Now, using single-cell genomics, researchers have the tools to resolve individual clones within tumors, discover new cell types in the brain, find genetic abnormalities in embryos, and detect rare cancer cells in the blood, among other exciting applications.
But to unlock the full potential of single-cell data, advances in bioinformatics are needed. Many bioinformatics tools that were developed to process and analyze bulk data don’t work well when applied to single-cell data. Plus, novel algorithms will be needed to address the biological questions that only single-cell data can answer.

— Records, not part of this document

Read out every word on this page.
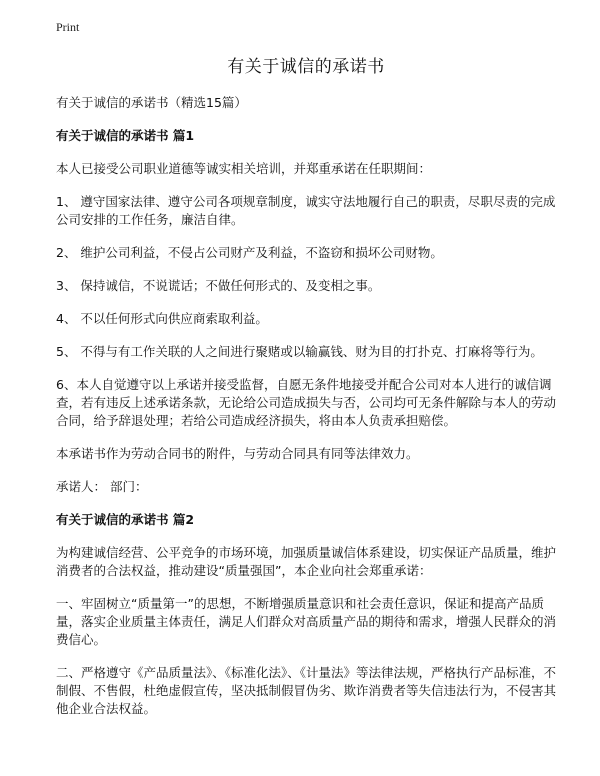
Print
有关于诚信的承诺书

有关于诚信的承诺书（精选15篇）

有关于诚信的承诺书 篇1

本人已接受公司职业道德等诚实相关培训，并郑重承诺在任职期间：

1、 遵守国家法律、遵守公司各项规章制度，诚实守法地履行自己的职责，尽职尽责的完成公司安排的工作任务，廉洁自律。

2、 维护公司利益，不侵占公司财产及利益，不盗窃和损坏公司财物。

3、 保持诚信，不说谎话；不做任何形式的、及变相之事。

4、 不以任何形式向供应商索取利益。

5、 不得与有工作关联的人之间进行聚赌或以输赢钱、财为目的打扑克、打麻将等行为。

6、本人自觉遵守以上承诺并接受监督，自愿无条件地接受并配合公司对本人进行的诚信调查，若有违反上述承诺条款，无论给公司造成损失与否，公司均可无条件解除与本人的劳动合同，给予辞退处理；若给公司造成经济损失，将由本人负责承担赔偿。

本承诺书作为劳动合同书的附件，与劳动合同具有同等法律效力。

承诺人： 部门：

有关于诚信的承诺书 篇2

为构建诚信经营、公平竞争的市场环境，加强质量诚信体系建设，切实保证产品质量，维护消费者的合法权益，推动建设“质量强国”，本企业向社会郑重承诺：

一、牢固树立“质量第一”的思想，不断增强质量意识和社会责任意识，保证和提高产品质量，落实企业质量主体责任，满足人们群众对高质量产品的期待和需求，增强人民群众的消费信心。

二、严格遵守《产品质量法》、《标准化法》、《计量法》等法律法规，严格执行产品标准，不制假、不售假，杜绝虚假宣传，坚决抵制假冒伪劣、欺诈消费者等失信违法行为，不侵害其他企业合法权益。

Single Cell Genomics Defined
With recent breakthroughs in isolating individual cells and in amplifying and sequencing DNA and RNA, researchers can now measure the genomes and transcriptomes of thousands of individual cells at once. A single cell carries only two copies of DNA and sometimes just a few messenger RNA (mRNA) transcripts. To sequence the DNA or make sense of its transcripts, researchers must first amplify those numbers as much as a billion-fold using powerful new amplification technologies such as Multiple Annealing and Looping Based Amplification or Multiple Displacement Amplification. This creates a “pool” of genetic material that can then be sequenced and analyzed just as pooled genetic material from multiple cells would be.
But there is a difference: The data are noisier and less complete than the bulk data garnered from multiple cells. Single-cell data are also larger in size and scale—often involving hundreds or thousands of samples rather than the tens of samples typical of bulk experiments. This is where bioinformaticians have their work cut out for them.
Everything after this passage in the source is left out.